The Cross is veiled, present and yet unseen. Such is the paradox of Passiontide. We see but “in a glass darkly.” We know and yet, we do not know. We make our way to the Cross. The first word that we will hear is “Father, forgive them, for they know not what they do”. The darkness of our ignorance is so much greater than we realize. It embraces our willfulness, too, signaling our willful ignorance born out of pride and prejudice, born out of folly and pretense, born out of presumption and envy. Such are the realities of sin.

Yet, this is the way that somehow we must want to go, if nothing else than for the clarification of our desires and the purification of our wills. We are on a journey with Christ, only now to discover that he and he alone “by his own blood enter[s] in once into the holy place” to obtain “eternal redemption for us”. We can only follow. We can only be among the crowd, at once deceivers and deceived, and yet to learn and be changed. The Epistle reading from Hebrews presents the stark and uncompromising logic of the atonement. Christ is the Mediator between God and Man whose labour of love makes us at one with God despite ourselves, and even in and through the darkness of our ignorance and the danger of our arrogance, and even more because of our betrayals of his love. Passiontide is really the parade of our betrayals.
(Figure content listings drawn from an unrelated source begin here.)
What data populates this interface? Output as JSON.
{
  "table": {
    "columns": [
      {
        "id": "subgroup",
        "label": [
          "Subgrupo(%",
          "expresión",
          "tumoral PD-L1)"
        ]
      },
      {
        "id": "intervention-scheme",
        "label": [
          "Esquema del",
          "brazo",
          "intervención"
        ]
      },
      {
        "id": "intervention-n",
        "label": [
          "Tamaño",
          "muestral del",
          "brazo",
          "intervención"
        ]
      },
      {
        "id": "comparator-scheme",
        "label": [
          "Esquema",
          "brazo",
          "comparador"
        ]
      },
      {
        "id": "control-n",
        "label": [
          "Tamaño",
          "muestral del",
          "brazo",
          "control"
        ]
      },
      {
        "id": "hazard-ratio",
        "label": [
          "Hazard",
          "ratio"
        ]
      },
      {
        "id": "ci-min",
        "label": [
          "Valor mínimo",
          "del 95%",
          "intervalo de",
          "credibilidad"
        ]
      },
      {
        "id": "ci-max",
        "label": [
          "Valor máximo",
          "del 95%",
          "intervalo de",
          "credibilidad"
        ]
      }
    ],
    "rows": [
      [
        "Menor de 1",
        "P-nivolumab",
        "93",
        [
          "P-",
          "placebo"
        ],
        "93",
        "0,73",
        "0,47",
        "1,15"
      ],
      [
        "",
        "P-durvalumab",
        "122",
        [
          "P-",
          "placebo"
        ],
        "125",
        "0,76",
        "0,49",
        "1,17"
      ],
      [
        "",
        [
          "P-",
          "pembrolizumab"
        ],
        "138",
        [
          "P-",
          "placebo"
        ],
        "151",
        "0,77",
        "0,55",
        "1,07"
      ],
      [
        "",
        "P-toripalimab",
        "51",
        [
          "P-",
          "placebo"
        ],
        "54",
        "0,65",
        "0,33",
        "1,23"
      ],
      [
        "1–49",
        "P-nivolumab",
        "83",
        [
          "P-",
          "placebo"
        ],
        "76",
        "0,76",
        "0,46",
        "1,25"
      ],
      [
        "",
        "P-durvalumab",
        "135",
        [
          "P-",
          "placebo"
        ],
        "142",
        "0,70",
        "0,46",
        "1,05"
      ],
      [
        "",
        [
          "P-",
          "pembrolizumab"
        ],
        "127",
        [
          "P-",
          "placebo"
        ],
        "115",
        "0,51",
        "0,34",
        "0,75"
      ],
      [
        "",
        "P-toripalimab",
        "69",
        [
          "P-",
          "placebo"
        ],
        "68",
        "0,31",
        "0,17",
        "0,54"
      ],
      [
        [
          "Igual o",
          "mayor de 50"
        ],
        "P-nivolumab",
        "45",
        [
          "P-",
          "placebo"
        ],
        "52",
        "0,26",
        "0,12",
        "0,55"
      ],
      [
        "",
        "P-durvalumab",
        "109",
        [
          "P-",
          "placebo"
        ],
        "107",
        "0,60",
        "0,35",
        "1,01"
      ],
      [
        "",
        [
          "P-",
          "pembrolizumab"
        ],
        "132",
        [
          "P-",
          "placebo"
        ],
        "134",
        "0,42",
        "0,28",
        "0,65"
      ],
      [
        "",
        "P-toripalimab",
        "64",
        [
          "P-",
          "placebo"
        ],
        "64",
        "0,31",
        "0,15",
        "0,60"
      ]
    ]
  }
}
We want what the mother of Zebedee’s children and her sons want. What is that? We want the very best for ourselves and for our children. But, inescapably, what we want for ourselves and for our children sets us and them at odds with everyone else. A benefit for a few is necessarily at the expense of the many. The poignancy of Passiontide lies precisely in the awareness of that paradox; our good is often sought for at the price of another’s hurt.